Начинаем ебаться. Снилось, наверное, что-то хорошее: хуй упирается в пуп, прелюдия не нужна. Тебе тоже, ты бурно кончаешь почти сразу, впившись зубами в моё ухо и до хруста разведя ноги в стороны. Пальцем массирую тебе бугорок ануса, ожидая, пока на него спустится достаточно слизи, чтобы проткнуть тебя и там. Ты берёшь более высокую ноту и твои ноготки разрывают ещё не зажившие ранки на моей спине. Теперь ты будешь кончать не так бурно, но скорее как автомат, не выдавая это новыми движениями голоса и тела, а лишь периодическими судорожными спазмами стенок влагалища.
Я люблю тебя. Через какое-то время у тебя начинает ныть лобковая кость и болеть напряженные мышцы ног. Возбуждение потихоньку ослабевает.
- От тебя воняет перегаром...давай раком...
Я ебу её попеременно то в пизду, то в растянутую моим пальцем попку. Теперь я люблю себя в тебе, наслаждаюсь формой обеих твоих манжеток, растянутых вокруг ствола моего хуя. Ты кончаешь еще несколько раз, громко выпуская воздух из незанятой в тот момент дырочки. Блядь, я не могу. За окном смеркается, начинаю чувствовать запах своего перегара и перемешанных внутри неё наших соков. Ломит в хуе и в яйцах. Ни с чем не сравнимый, божественный запах секса, без примеси латексной вони.
- Отпусти меня, я больше не могу, это какой-то пиздец, - ты падаешь лицом в закрученные жгутом подушки.
Я иду в душ.
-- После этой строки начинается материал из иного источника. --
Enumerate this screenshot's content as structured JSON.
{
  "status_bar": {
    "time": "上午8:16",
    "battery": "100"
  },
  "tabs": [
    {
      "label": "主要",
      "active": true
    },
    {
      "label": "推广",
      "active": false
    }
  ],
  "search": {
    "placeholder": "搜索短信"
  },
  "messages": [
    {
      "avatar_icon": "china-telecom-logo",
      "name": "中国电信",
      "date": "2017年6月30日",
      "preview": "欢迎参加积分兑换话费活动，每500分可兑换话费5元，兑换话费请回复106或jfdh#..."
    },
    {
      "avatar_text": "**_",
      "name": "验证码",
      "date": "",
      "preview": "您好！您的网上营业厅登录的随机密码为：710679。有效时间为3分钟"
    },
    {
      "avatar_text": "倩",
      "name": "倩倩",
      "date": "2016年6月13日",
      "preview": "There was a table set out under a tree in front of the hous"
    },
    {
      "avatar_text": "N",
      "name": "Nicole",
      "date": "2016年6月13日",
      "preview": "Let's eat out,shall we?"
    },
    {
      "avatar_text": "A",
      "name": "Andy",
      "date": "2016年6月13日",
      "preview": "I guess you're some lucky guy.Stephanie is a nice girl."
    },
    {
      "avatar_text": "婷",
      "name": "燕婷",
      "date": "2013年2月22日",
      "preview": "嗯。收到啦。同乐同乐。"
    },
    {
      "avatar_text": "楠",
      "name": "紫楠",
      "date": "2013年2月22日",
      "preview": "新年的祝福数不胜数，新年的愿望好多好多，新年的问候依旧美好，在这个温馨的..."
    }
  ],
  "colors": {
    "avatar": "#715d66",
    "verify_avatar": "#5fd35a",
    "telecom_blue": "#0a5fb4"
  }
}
Намыливая хуй, задумываюсь о том, что всё-таки надо бы спустить, хоть вручную.
Огонь небес, уют земли,
И тела рабский крик,
Что духи страсти унесли
В сознания тупик.
Тысячелетняя тоска
В безумьи ждёт покой
И леди в замке из песка
Зовёт, смеясь, домой
- Я готов. Ты собрала вещи?
- Да, любимый, пять минут...
Мои уловки опять бессильны, твой отъезд снова вырывает безобразными кровавыми лохмотьями мою плоть и душу.
Через пять минут после нашего расставания я снова буду мечтать о тебе, прокручивая мелодию твоего голоса, как пятилетний мальчик тридцать лет назад мечтал о велосипеде в ночь перед днём своего рождения. Эта ночь будет моим днём, не она сама, но её форма, воплощённая в бесконечную зелёную гладь степи, с беззубой дырой на месте моего рождения.